Depuis de très nombreuses années, l’économie sociale s’est professionnalisée et se professionnalise toujours. C’est un chemin très largement emprunté. Cette professionnalisation concerne toutes les entreprises sociales et associations dans leur chemin d’évolution lorsqu’elles prennent de l’ampleur, s’inscrivent dans une perspective plus large parce qu’elles sont reconnues ou qu’elles cherchent à l’être. Cette reconnaissance est la voie la plus « naturelle » pour accéder à des subsides, à l’intégration dans des projets collectifs, au développement de son activité.

 

Mais cette professionnalisation n’est pas sans risque. Et, aujourd’hui, elle s’inscrit pleinement dans une capacité à être définie comme « une bonne gestionnaire », à adopter les codes et les outils issus des écoles de gestion, des modèles des entreprises classiques.

 

Démarche qualité, ISO, labélisation, reporting, MBTI, gestion des ressources humaines, CRM, excell-isation, Trello, Notion, Diagramme de Gantt, SWOT, Slack, culture d’entreprise, objectifs, opérationnel, efficacité, rentabilité, performance, rationalité…

 

Ces mots, nous les entendons tous les jours, dans les couloirs et les réunions de l’économie sociale. Nous les utilisons nous-mêmes. Nous n’imaginons même plus comment faire sans ces mots, sans ces outils, sans ces pratiques de gestion. Ce ne sont pas que des outils ou des mots auquel nous nous soumettons, c’est aussi toute notre manière de penser et de voir notre travail qui peut être interrogée.

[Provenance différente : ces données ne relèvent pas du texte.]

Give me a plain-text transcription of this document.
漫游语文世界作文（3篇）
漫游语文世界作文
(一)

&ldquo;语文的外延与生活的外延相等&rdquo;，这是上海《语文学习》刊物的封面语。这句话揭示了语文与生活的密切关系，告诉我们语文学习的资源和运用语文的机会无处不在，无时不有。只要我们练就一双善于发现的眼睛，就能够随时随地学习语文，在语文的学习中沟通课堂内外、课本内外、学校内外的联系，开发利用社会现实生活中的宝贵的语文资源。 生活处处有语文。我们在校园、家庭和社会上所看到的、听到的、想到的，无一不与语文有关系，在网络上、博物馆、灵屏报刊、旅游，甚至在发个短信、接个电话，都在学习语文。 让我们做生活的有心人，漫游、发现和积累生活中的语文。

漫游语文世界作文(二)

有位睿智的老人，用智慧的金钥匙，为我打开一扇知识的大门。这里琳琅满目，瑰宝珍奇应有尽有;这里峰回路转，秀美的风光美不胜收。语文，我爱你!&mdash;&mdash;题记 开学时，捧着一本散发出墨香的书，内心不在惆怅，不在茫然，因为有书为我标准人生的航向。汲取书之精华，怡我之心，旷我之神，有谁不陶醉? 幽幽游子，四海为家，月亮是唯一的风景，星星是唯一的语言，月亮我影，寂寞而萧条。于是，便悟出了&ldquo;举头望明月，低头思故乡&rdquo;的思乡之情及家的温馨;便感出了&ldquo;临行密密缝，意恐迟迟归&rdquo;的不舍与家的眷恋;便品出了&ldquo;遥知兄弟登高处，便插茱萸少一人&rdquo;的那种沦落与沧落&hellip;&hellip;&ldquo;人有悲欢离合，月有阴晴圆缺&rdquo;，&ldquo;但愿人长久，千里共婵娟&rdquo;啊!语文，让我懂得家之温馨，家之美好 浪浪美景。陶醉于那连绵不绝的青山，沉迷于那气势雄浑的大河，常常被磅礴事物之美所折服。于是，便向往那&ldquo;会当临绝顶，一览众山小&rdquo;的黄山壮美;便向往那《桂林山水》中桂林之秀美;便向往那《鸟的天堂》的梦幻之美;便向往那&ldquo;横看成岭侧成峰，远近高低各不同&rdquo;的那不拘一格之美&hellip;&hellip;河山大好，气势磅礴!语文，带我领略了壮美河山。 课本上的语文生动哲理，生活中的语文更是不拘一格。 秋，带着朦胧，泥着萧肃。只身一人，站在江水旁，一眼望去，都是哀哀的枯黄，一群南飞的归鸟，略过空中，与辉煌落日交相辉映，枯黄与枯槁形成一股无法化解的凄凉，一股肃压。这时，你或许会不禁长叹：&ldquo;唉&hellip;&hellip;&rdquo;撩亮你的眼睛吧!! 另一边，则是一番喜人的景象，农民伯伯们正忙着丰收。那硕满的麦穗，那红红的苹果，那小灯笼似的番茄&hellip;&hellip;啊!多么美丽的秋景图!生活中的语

L’école de gestion n’est pas ce « eux » que nous pouvons montrer du doigt, c’est tout ce que « nous » avons intégré, accepté, parfois de mauvaise grâce.

 

Combien de burn-out, de travailleurs et travailleuses déçu·es, lessivé·es après avoir usé leur engagement dans des associations et dans des entreprises sociales qui adoptent ce modèle de gestion mortifère pour la planète et pour les organismes vivants ?

 

Si nous voulons aller au bout de notre critique de la manière dont les écoles de gestion n’intègrent pas les défis actuels, nous devons avoir l’honnêteté de regarder nos propres pratiques professionnelles, en tant que structure, bien sûr, mais aussi à un niveau micro, individuel. Bref, nous regarder dans le miroir et interroger nos attentes, nos besoins rapides de retours sur investissement quand nous participons à une formation, une conférence, quand nous attendons que notre structure pose des cadres, des codes, des objectifs clairs sans qu’on ne s’implique pleinement dans leur définition.

 

La mission de transformation sociale de l’économie sociale repose aussi sur ses travailleurs et travailleuses qui peuvent et doivent sans cesse être en appui de leurs structures. Ils et elles incarnent les valeurs de l’ES en interpellant leurs structures, en soutenant les propositions d’approches différentes ou les questionnements sur leurs pratiques, en innovant dans la capacité à suggérer et construire d’autres manières de se professionnaliser sans recourir nécessairement aux outils, aux codes et aux langages de la « bonne gestion ». Car, plus que jamais, « la fin est dans les moyens comme l’arbre est dans la semence »[1], la finalité sociale et solidaire de nos projets ne peut être dissociée des moyens pour la servir.

 

Joanne Clotuche – j.clotuche[@]saw-b.be

[1] SAW-B travaille depuis plus d’un an avec d’autres structures d’économie sociale sur une recherche-participative sur le thème « une autre gestion est possible ». C’est notamment Philippe Eynaud qui nous a mis sur cette piste, lui qui cite cette phrase de Gandhi en exergue de son livre Solidarité et organisation : penser une autre gestion, aux Editions ERES.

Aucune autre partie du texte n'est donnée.